Удивительное совпадение. Р[один] попал сюда из Моршанска, рассказывал об уничтожении Пичаева, сожжении ст[анции] Верна-довки. Сгорел ли мой дом? Мне говорил Монахов за немного дней по телефону, что только поселок-станция. Но по словам Р[одина], все это уничтожено по распоряжению главнокомандующего украинскими частями. Из его слов ясно, что полного доверия к великорусским частям здесь не было. Сам Р[один] Елатошск[ого] у[езда], и он говорит, что повстанцы уничтожают дома всех тех, которые в Красной Армии, если в семье нет, то к ним пристающих. И он не знает, цел ли его дом. Я не буду приводить его бесхитростных, но по-своему сильных рассказов. Из них видно, что это парадокс движения: центр Пичаево, Гагарино — все наиболее живые и энергичные узлы Моршанского уезда. Повстанцев больше во много раз, плохо вооружены, и красные только держатся лучшим оружием. Их отряд 500 чел[овек] отступил, все время отстреливаясь, убив из пулеметов до 600 чел[овек] и потерял несколько человек. Однако их перевели сюда. Ясно, что везде все местные советские власти по деревням Тамб[овской] губ[ернии] исчезли и массы их перебили беспощадно. Ожесточение, по-видимому, ужасное…
Из Моршанска он попал прямо в порт Петрограда, где выгружался пароход с сельдями. Этих сельдей кругом все брали: рабочие, беря массами за пазуху, когда бондарь вскрывал бочку, караулы, которые ели их до отвала, все бесчисленные большевистские чиновники. При отходе с караула каждый солдат получал 10 селедок. Их караул на этом попался; другим сошло это даром. Все это многие тысячи селедок, ушедшие до тех пор, пока сельдь дошла до государственных складов.

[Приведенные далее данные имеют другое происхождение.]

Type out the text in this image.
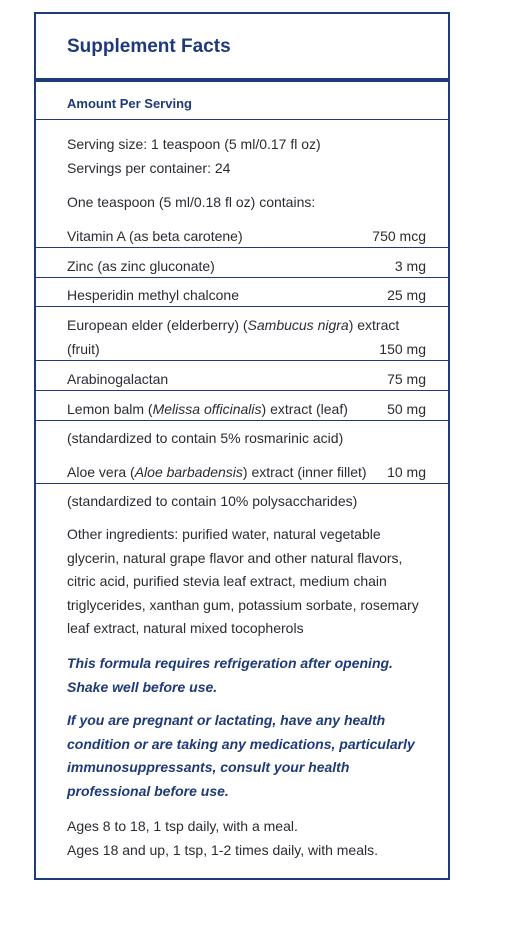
Supplement Facts
Amount Per Serving
Serving size: 1 teaspoon (5 ml/0.17 fl oz)
Servings per container: 24
One teaspoon (5 ml/0.18 fl oz) contains:
Vitamin A (as beta carotene)	750 mcg
Zinc (as zinc gluconate)	3 mg
Hesperidin methyl chalcone	25 mg
European elder (elderberry) (Sambucus nigra) extract
(fruit)	150 mg
Arabinogalactan	75 mg
Lemon balm (Melissa officinalis) extract (leaf)	50 mg
(standardized to contain 5% rosmarinic acid)
Aloe vera (Aloe barbadensis) extract (inner fillet) 10 mg
(standardized to contain 10% polysaccharides)

Other ingredients: purified water, natural vegetable glycerin, natural grape flavor and other natural flavors, citric acid, purified stevia leaf extract, medium chain triglycerides, xanthan gum, potassium sorbate, rosemary leaf extract, natural mixed tocopherols

This formula requires refrigeration after opening. Shake well before use.

If you are pregnant or lactating, have any health condition or are taking any medications, particularly immunosuppressants, consult your health professional before use.

Ages 8 to 18, 1 tsp daily, with a meal.
Ages 18 and up, 1 tsp, 1-2 times daily, with meals.
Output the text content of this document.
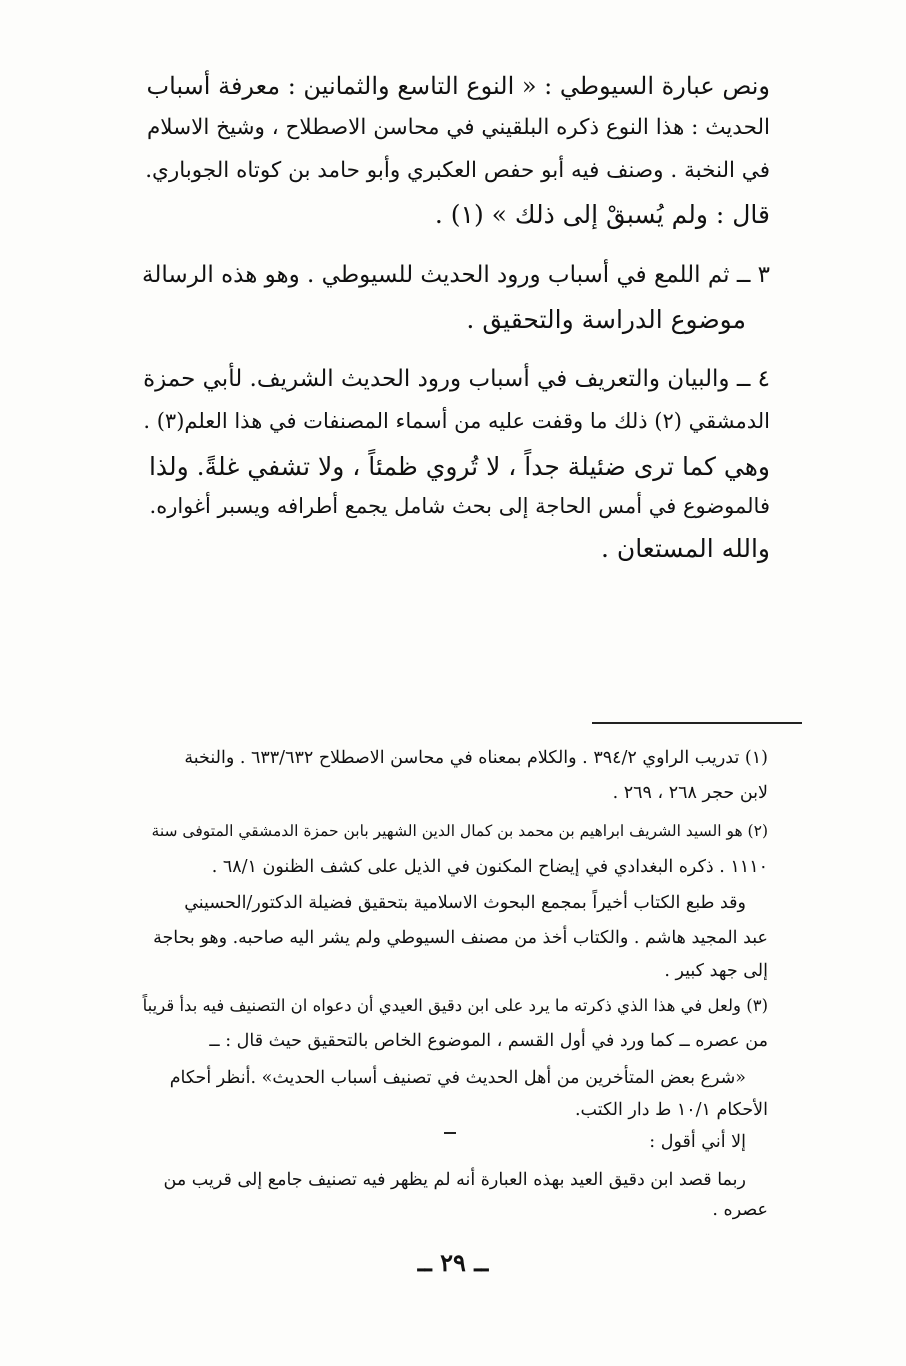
ونص عبارة السيوطي : « النوع التاسع والثمانين : معرفة أسباب
الحديث : هذا النوع ذكره البلقيني في محاسن الاصطلاح ، وشيخ الاسلام
في النخبة . وصنف فيه أبو حفص العكبري وأبو حامد بن كوتاه الجوباري.
قال : ولم يُسبقْ إلى ذلك » (١) .
٣ ــ ثم اللمع في أسباب ورود الحديث للسيوطي . وهو هذه الرسالة
موضوع الدراسة والتحقيق .
٤ ــ والبيان والتعريف في أسباب ورود الحديث الشريف. لأبي حمزة
الدمشقي (٢) ذلك ما وقفت عليه من أسماء المصنفات في هذا العلم(٣) .
وهي كما ترى ضئيلة جداً ، لا تُروي ظمئاً ، ولا تشفي غلةً. ولذا
فالموضوع في أمس الحاجة إلى بحث شامل يجمع أطرافه ويسبر أغواره.
والله المستعان .
(١) تدريب الراوي ٣٩٤/٢ . والكلام بمعناه في محاسن الاصطلاح ٦٣٣/٦٣٢ . والنخبة
لابن حجر ٢٦٨ ، ٢٦٩ .
(٢) هو السيد الشريف ابراهيم بن محمد بن كمال الدين الشهير بابن حمزة الدمشقي المتوفى سنة
١١١٠ . ذكره البغدادي في إيضاح المكنون في الذيل على كشف الظنون ٦٨/١ .
وقد طبع الكتاب أخيراً بمجمع البحوث الاسلامية بتحقيق فضيلة الدكتور/الحسيني
عبد المجيد هاشم . والكتاب أخذ من مصنف السيوطي ولم يشر اليه صاحبه. وهو بحاجة
إلى جهد كبير .
(٣) ولعل في هذا الذي ذكرته ما يرد على ابن دقيق العيدي أن دعواه ان التصنيف فيه بدأ قريباً
من عصره ــ كما ورد في أول القسم ، الموضوع الخاص بالتحقيق حيث قال : ــ
«شرع بعض المتأخرين من أهل الحديث في تصنيف أسباب الحديث» .أنظر أحكام
الأحكام ١٠/١ ط دار الكتب.
إلا أني أقول :
ربما قصد ابن دقيق العيد بهذه العبارة أنه لم يظهر فيه تصنيف جامع إلى قريب من
عصره .
ــ ٢٩ ــ
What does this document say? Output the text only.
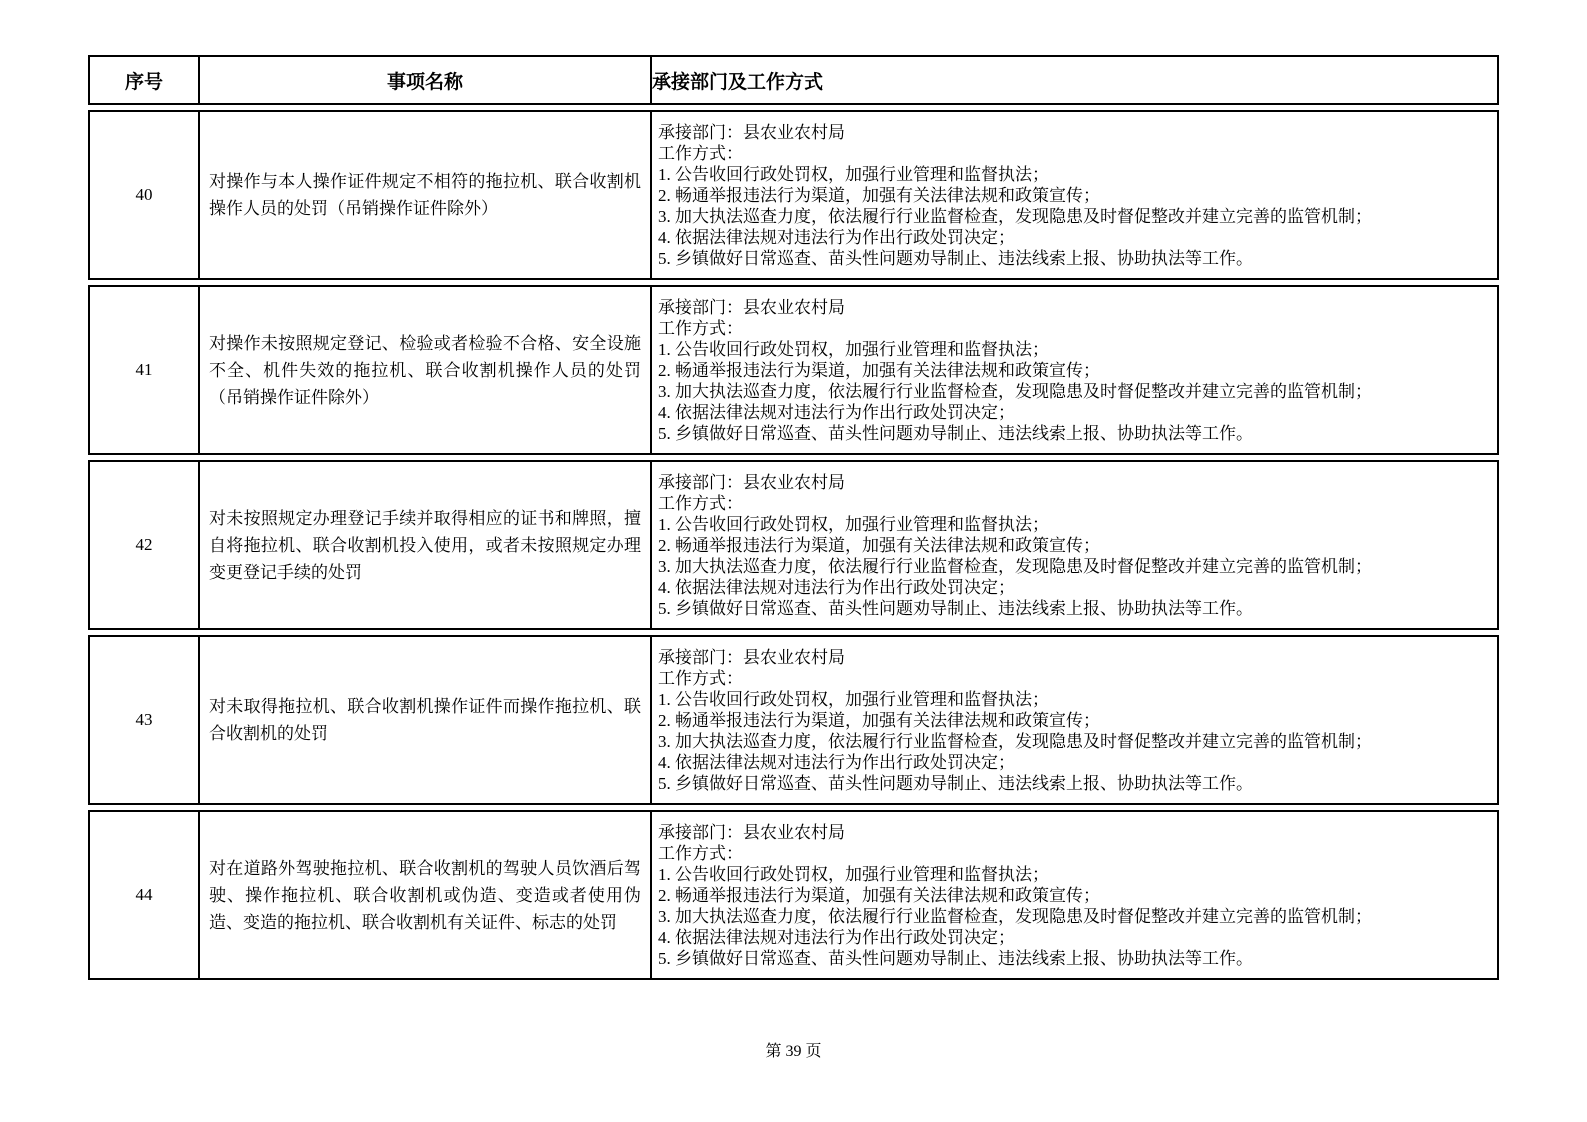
序号	事项名称	承接部门及工作方式
40
对操作与本人操作证件规定不相符的拖拉机、联合收割机操作人员的处罚（吊销操作证件除外）
承接部门：县农业农村局
工作方式：
1. 公告收回行政处罚权，加强行业管理和监督执法；
2. 畅通举报违法行为渠道，加强有关法律法规和政策宣传；
3. 加大执法巡查力度，依法履行行业监督检查，发现隐患及时督促整改并建立完善的监管机制；
4. 依据法律法规对违法行为作出行政处罚决定；
5. 乡镇做好日常巡查、苗头性问题劝导制止、违法线索上报、协助执法等工作。
41
对操作未按照规定登记、检验或者检验不合格、安全设施不全、机件失效的拖拉机、联合收割机操作人员的处罚（吊销操作证件除外）
承接部门：县农业农村局
工作方式：
1. 公告收回行政处罚权，加强行业管理和监督执法；
2. 畅通举报违法行为渠道，加强有关法律法规和政策宣传；
3. 加大执法巡查力度，依法履行行业监督检查，发现隐患及时督促整改并建立完善的监管机制；
4. 依据法律法规对违法行为作出行政处罚决定；
5. 乡镇做好日常巡查、苗头性问题劝导制止、违法线索上报、协助执法等工作。
42
对未按照规定办理登记手续并取得相应的证书和牌照，擅自将拖拉机、联合收割机投入使用，或者未按照规定办理变更登记手续的处罚
承接部门：县农业农村局
工作方式：
1. 公告收回行政处罚权，加强行业管理和监督执法；
2. 畅通举报违法行为渠道，加强有关法律法规和政策宣传；
3. 加大执法巡查力度，依法履行行业监督检查，发现隐患及时督促整改并建立完善的监管机制；
4. 依据法律法规对违法行为作出行政处罚决定；
5. 乡镇做好日常巡查、苗头性问题劝导制止、违法线索上报、协助执法等工作。
43
对未取得拖拉机、联合收割机操作证件而操作拖拉机、联合收割机的处罚
承接部门：县农业农村局
工作方式：
1. 公告收回行政处罚权，加强行业管理和监督执法；
2. 畅通举报违法行为渠道，加强有关法律法规和政策宣传；
3. 加大执法巡查力度，依法履行行业监督检查，发现隐患及时督促整改并建立完善的监管机制；
4. 依据法律法规对违法行为作出行政处罚决定；
5. 乡镇做好日常巡查、苗头性问题劝导制止、违法线索上报、协助执法等工作。
44
对在道路外驾驶拖拉机、联合收割机的驾驶人员饮酒后驾驶、操作拖拉机、联合收割机或伪造、变造或者使用伪造、变造的拖拉机、联合收割机有关证件、标志的处罚
承接部门：县农业农村局
工作方式：
1. 公告收回行政处罚权，加强行业管理和监督执法；
2. 畅通举报违法行为渠道，加强有关法律法规和政策宣传；
3. 加大执法巡查力度，依法履行行业监督检查，发现隐患及时督促整改并建立完善的监管机制；
4. 依据法律法规对违法行为作出行政处罚决定；
5. 乡镇做好日常巡查、苗头性问题劝导制止、违法线索上报、协助执法等工作。
第 39 页
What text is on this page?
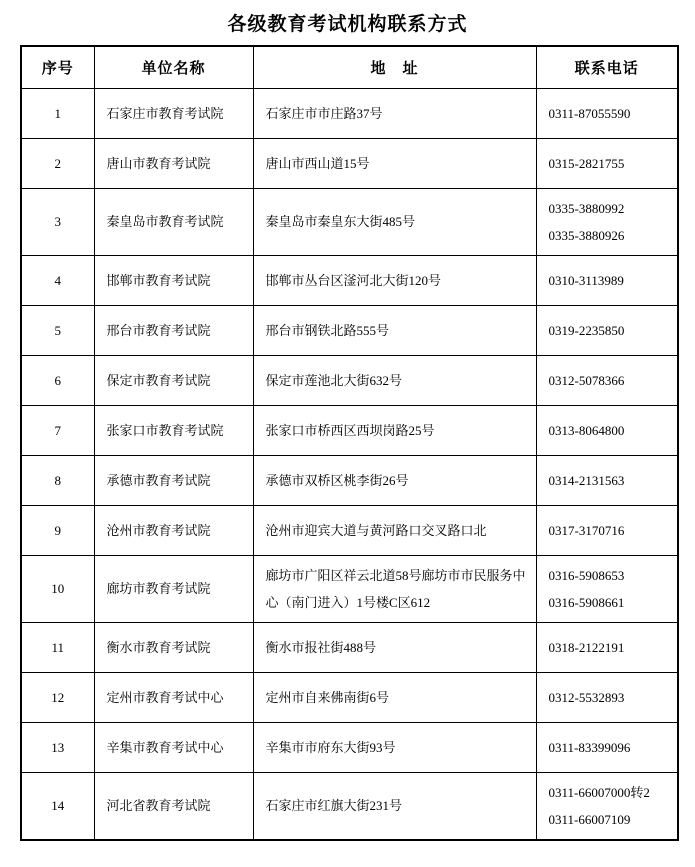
各级教育考试机构联系方式
序号	单位名称	地　址	联系电话
1	石家庄市教育考试院	石家庄市市庄路37号	0311-87055590

2	唐山市教育考试院	唐山市西山道15号	0315-2821755

3	秦皇岛市教育考试院	秦皇岛市秦皇东大街485号	0335-3880992
0335-3880926

4	邯郸市教育考试院	邯郸市丛台区滏河北大街120号	0310-3113989

5	邢台市教育考试院	邢台市钢铁北路555号	0319-2235850

6	保定市教育考试院	保定市莲池北大街632号	0312-5078366

7	张家口市教育考试院	张家口市桥西区西坝岗路25号	0313-8064800

8	承德市教育考试院	承德市双桥区桃李街26号	0314-2131563

9	沧州市教育考试院	沧州市迎宾大道与黄河路口交叉路口北	0317-3170716

10	廊坊市教育考试院	廊坊市广阳区祥云北道58号廊坊市市民服务中心（南门进入）1号楼C区612	0316-5908653
0316-5908661

11	衡水市教育考试院	衡水市报社街488号	0318-2122191

12	定州市教育考试中心	定州市自来佛南街6号	0312-5532893

13	辛集市教育考试中心	辛集市市府东大街93号	0311-83399096

14	河北省教育考试院	石家庄市红旗大街231号	0311-66007000转2
0311-66007109
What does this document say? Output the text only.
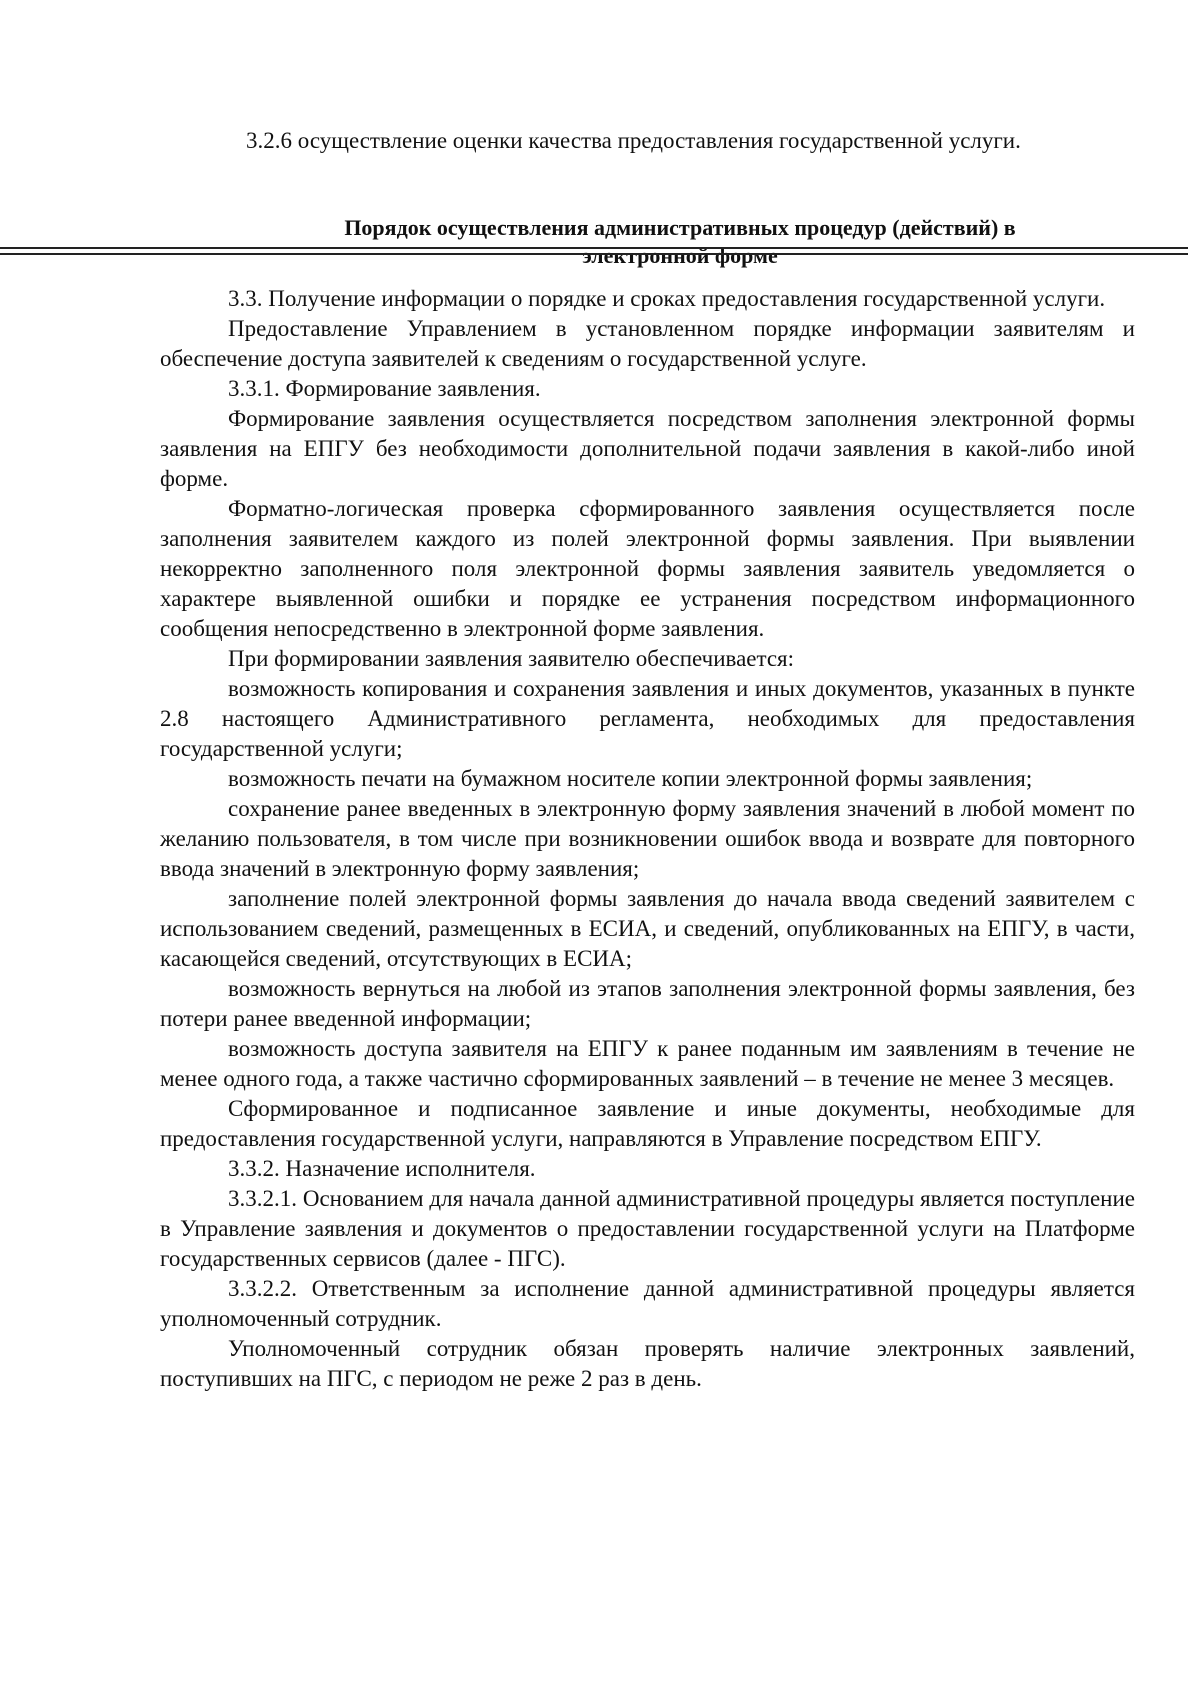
3.2.6 осуществление оценки качества предоставления государственной услуги.

Порядок осуществления административных процедур (действий) в
электронной форме

3.3. Получение информации о порядке и сроках предоставления государственной услуги.

Предоставление Управлением в установленном порядке информации заявителям и обеспечение доступа заявителей к сведениям о государственной услуге.

3.3.1. Формирование заявления.

Формирование заявления осуществляется посредством заполнения электронной формы заявления на ЕПГУ без необходимости дополнительной подачи заявления в какой-либо иной форме.

Форматно-логическая проверка сформированного заявления осуществляется после заполнения заявителем каждого из полей электронной формы заявления. При выявлении некорректно заполненного поля электронной формы заявления заявитель уведомляется о характере выявленной ошибки и порядке ее устранения посредством информационного сообщения непосредственно в электронной форме заявления.

При формировании заявления заявителю обеспечивается:

возможность копирования и сохранения заявления и иных документов, указанных в пункте 2.8 настоящего Административного регламента, необходимых для предоставления государственной услуги;

возможность печати на бумажном носителе копии электронной формы заявления;

сохранение ранее введенных в электронную форму заявления значений в любой момент по желанию пользователя, в том числе при возникновении ошибок ввода и возврате для повторного ввода значений в электронную форму заявления;

заполнение полей электронной формы заявления до начала ввода сведений заявителем с использованием сведений, размещенных в ЕСИА, и сведений, опубликованных на ЕПГУ, в части, касающейся сведений, отсутствующих в ЕСИА;

возможность вернуться на любой из этапов заполнения электронной формы заявления, без потери ранее введенной информации;

возможность доступа заявителя на ЕПГУ к ранее поданным им заявлениям в течение не менее одного года, а также частично сформированных заявлений – в течение не менее 3 месяцев.

Сформированное и подписанное заявление и иные документы, необходимые для предоставления государственной услуги, направляются в Управление посредством ЕПГУ.

3.3.2. Назначение исполнителя.

3.3.2.1. Основанием для начала данной административной процедуры является поступление в Управление заявления и документов о предоставлении государственной услуги на Платформе государственных сервисов (далее - ПГС).

3.3.2.2. Ответственным за исполнение данной административной процедуры является уполномоченный сотрудник.

Уполномоченный сотрудник обязан проверять наличие электронных заявлений, поступивших на ПГС, с периодом не реже 2 раз в день.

Сколько ее исчезнет еще, пока она дойдет до по-
требителя среди бесконечных столов (как говорит в своей утопии Ча-янов)[10] советских служащих. Из путанного рассказа солдата видно, что слухи о хищениях дошли до ЧК, их агенты пытались сговориться с бат[альонным] команд[иром], тот принял их за провокаторов, и в конце концов и он сам, и 25 солдат попало в Д[ом] п[редварите-льного] з[аключения], где, голодая, сидят уже чуть не 3-й месяц без допроса. Р[один] всячески делает мелкие услуги — и пришивает пуговицу, и уступает место, и подвергается дружеским насмешкам товарищей, особенно еврея, и временами вспыхивает в нем гнев и он ограждается, но быстро отходит. Как странно, в этом рабе я чувствую какую-то стихийную «героическую» силу. Это те, которые всегда будут поддерживать всякую власть, одинаково служа и большевикам, и царю, и являясь в действительности положительным элементом национальной жизни. Мне сейчас это трудно выразить, но это какая-то бессознательная сила, не герой Чехова, а человек, из которого может выйти и религиозный активист, искатель, и настоящий хозяин-земледелец, и дядька-денщик, преданный без лести, а такой солдат, который дает силу массовой совокупности целого. Герой-раб и человек-раб.